«Люди выживут даже в Аду, который сами и построят». Интервью с поэтом Ростиславом Амелиным

Поэт Вадим Банников встретился с Ростиславом Амелиным и взял у него большое интервью — о поэтической фантастике и создании миров, современном (анти)утопизме, «блокбастерном» стихе, и о том, почему поэтам необходимо читать Докинза.

— Кажется, «Мегалополис Олос» это первая антиутопия в стихах. Почему ты выбрал эту несвойственную жанру форму?

​ Я бы сказал иначе: скорее я выбрал не свойственный поэзии жанр. Дело в том, что я не согласен с распространенным нынче мнением о том, что стихи — это нечто непонятное, узкоспециальное, о чувствах и в целом устаревшее, не подходящее для каких-то жанров. Эти мнения, к сожалению, растут из реальной картины, где стихи не выполняют каких-либо значимых для современной (во всяком случае, русской) культуры функций.

Поэзия проигрывает и как развлечение, и как учение — есть очень узкая, зацикленная на себе и своих переживаниях среда ценителей высокой поэзии, которых не интересуют мировые и глобальные проблемы, за исключением, пожалуй, насилия.

В чем поэзия не уступит никогда — так это в сфере антропологических документов. Но это — не то, ради чего я писал стихи. Я много занимался самообразованием, открывал для себя диаметрально противоположные сферы знаний и параллельно писал, пока не понял, что есть истории, которые я хотел бы рассказать, и они важнее моих чувств.

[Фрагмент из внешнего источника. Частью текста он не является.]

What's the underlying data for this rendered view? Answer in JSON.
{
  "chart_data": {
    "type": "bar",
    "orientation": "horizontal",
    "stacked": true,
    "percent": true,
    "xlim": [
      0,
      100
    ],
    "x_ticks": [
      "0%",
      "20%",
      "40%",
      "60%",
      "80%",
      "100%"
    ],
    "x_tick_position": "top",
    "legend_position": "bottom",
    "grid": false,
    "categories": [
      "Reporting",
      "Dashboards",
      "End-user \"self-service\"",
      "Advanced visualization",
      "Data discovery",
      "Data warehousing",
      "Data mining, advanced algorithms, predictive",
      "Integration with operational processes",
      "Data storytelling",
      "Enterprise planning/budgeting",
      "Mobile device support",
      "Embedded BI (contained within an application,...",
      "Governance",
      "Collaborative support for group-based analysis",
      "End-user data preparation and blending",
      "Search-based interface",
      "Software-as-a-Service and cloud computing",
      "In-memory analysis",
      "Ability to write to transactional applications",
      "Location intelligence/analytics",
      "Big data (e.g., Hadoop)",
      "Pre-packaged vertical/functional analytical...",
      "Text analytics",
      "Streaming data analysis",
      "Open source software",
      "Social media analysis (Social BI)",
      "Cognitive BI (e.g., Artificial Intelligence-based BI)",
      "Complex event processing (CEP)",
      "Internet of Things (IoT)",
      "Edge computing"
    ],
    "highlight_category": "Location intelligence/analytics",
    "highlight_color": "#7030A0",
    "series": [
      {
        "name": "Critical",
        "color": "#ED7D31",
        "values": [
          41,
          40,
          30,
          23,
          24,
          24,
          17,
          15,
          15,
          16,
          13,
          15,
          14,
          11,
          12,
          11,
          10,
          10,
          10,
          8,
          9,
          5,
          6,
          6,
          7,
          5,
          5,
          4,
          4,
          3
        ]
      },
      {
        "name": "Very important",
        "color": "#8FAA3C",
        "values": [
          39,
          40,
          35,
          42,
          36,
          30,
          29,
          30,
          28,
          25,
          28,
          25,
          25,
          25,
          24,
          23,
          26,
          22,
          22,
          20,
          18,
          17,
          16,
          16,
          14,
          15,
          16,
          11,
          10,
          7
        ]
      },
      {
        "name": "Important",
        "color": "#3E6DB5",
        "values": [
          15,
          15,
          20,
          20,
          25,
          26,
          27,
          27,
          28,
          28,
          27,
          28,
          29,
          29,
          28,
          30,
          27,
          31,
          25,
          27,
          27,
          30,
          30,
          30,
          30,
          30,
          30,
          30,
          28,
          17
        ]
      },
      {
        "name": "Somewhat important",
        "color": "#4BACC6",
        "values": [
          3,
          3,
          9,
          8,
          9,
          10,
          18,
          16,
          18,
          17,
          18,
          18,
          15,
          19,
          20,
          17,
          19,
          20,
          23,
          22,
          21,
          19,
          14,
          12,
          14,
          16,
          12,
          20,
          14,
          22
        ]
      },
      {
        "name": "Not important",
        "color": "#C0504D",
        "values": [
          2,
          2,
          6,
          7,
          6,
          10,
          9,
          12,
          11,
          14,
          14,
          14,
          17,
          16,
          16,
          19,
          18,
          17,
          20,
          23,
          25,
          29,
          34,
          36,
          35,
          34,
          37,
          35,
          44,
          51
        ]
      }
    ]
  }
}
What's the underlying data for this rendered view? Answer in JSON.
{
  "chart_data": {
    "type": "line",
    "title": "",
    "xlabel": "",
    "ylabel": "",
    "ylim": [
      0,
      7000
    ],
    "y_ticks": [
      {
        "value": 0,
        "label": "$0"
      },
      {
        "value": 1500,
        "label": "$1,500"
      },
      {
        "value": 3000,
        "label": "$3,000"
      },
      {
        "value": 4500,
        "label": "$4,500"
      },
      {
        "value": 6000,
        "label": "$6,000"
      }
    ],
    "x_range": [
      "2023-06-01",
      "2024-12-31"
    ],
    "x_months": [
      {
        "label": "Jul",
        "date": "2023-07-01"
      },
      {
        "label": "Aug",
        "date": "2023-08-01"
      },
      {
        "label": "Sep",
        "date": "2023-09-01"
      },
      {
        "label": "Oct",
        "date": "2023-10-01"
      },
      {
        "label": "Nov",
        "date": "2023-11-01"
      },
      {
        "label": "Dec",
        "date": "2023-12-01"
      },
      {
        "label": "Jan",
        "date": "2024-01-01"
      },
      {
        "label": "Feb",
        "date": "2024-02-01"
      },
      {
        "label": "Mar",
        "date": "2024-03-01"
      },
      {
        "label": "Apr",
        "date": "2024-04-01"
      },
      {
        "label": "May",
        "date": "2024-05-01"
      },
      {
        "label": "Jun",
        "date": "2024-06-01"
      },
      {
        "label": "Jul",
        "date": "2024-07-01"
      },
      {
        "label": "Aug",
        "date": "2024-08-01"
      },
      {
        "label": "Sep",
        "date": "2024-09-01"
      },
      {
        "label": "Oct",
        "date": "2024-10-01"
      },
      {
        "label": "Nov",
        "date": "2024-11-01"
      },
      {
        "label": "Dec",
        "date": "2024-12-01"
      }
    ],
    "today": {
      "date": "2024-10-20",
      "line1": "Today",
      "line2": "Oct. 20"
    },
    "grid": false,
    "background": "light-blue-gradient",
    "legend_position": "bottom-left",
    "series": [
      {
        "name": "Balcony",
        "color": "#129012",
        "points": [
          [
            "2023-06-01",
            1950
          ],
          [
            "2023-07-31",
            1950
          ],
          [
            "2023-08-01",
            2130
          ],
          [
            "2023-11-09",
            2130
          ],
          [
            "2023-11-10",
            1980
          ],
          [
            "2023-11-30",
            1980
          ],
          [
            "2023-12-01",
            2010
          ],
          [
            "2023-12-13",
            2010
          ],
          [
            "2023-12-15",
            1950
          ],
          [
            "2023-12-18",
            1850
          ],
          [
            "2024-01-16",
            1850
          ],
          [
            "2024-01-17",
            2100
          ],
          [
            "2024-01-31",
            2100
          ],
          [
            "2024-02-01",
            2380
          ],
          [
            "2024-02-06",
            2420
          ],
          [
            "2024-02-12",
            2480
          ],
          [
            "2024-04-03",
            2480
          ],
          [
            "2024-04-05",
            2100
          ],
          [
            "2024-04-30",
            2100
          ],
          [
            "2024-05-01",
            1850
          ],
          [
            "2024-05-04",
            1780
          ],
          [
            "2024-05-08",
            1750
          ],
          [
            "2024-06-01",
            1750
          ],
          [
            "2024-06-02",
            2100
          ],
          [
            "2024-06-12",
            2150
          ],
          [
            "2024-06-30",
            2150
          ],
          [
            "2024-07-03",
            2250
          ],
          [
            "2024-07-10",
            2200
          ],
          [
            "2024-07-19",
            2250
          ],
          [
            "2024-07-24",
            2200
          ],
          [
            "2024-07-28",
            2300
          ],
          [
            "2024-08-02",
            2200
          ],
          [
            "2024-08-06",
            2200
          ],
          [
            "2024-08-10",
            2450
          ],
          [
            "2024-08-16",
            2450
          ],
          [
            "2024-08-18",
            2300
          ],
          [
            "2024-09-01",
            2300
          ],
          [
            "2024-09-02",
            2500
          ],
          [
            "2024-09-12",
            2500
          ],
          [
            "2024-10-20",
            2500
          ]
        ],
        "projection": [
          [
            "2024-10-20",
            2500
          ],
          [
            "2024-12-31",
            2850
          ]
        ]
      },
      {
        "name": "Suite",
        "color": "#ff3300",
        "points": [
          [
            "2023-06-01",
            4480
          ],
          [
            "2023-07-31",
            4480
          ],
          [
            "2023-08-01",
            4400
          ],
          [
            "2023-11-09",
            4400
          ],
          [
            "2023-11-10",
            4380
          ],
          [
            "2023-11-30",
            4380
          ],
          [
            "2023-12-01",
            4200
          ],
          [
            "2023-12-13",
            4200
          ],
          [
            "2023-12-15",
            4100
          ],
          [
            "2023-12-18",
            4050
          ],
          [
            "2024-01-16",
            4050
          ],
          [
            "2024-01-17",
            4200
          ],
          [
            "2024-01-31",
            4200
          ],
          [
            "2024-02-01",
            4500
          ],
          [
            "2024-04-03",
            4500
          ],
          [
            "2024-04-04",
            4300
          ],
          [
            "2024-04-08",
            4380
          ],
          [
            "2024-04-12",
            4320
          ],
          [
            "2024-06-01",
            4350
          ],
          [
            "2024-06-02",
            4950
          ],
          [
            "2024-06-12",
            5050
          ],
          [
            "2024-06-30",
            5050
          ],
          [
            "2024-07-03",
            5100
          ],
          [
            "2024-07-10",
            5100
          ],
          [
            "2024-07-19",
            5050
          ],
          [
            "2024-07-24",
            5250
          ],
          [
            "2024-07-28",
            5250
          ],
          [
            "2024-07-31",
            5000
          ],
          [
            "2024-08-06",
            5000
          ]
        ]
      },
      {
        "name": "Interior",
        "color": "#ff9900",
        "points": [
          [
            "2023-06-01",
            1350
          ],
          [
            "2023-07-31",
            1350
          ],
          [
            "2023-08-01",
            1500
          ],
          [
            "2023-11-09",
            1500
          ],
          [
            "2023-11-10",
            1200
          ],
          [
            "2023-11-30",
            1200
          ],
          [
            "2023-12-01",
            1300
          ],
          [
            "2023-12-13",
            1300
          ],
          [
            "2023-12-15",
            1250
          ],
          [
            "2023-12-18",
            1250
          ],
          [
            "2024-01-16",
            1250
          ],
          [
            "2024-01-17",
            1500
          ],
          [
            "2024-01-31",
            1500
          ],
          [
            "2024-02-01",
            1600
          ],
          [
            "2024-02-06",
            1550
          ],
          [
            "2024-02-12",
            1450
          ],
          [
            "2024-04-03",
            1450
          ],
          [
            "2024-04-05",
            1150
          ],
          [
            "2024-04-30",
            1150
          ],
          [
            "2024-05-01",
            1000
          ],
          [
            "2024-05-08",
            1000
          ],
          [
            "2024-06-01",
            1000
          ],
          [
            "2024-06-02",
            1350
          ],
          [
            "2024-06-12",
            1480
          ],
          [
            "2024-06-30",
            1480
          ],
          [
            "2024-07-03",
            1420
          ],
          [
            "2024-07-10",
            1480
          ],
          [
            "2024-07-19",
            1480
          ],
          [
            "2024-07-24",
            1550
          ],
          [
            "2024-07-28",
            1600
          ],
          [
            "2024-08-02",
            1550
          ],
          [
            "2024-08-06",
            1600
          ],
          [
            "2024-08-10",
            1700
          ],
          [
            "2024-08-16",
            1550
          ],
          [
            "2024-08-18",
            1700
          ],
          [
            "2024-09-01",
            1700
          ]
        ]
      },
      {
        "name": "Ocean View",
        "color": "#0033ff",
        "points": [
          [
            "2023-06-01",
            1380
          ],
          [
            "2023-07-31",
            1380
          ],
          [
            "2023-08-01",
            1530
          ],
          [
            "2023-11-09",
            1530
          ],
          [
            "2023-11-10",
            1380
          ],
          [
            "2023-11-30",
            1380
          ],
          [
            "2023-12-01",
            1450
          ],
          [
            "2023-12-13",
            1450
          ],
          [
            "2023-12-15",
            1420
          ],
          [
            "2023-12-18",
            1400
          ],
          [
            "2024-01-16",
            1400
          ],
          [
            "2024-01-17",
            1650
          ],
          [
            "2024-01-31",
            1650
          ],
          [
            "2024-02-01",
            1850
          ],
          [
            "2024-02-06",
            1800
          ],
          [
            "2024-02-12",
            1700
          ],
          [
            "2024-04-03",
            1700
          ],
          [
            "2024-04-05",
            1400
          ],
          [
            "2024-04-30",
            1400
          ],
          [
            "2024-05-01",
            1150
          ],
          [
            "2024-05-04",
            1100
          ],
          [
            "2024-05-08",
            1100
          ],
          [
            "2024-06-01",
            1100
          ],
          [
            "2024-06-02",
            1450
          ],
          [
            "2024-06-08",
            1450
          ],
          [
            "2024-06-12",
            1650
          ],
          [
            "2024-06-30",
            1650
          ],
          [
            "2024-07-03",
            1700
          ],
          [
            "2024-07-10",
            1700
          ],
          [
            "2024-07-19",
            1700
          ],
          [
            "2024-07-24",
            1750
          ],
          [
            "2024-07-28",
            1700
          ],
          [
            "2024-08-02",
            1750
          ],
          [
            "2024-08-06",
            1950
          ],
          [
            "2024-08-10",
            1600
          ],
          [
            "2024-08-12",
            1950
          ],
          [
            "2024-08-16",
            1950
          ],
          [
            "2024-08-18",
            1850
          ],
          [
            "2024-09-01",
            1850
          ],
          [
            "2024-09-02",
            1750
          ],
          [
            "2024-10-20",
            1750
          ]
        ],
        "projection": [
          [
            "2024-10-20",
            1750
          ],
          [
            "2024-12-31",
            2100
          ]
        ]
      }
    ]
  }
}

Но художественная проза для меня — устаревающий формат. Проза длинная, ее единицы — это предложение и абзац. С поэзией все гораздо лучше — это строка и строфа. Статистически они короче. Читая прозу, я часто думаю, что выкинул бы оттуда 70% конвенционального мусора, но если это сделать, тогда ее невозможно будет читать. С поэзией все свободнее — ее скрепляет не нарратив, а музыка. Да, это трудно сделать, но потом усилия окупаются тем, что ты берешь и за месяц пишешь книгу.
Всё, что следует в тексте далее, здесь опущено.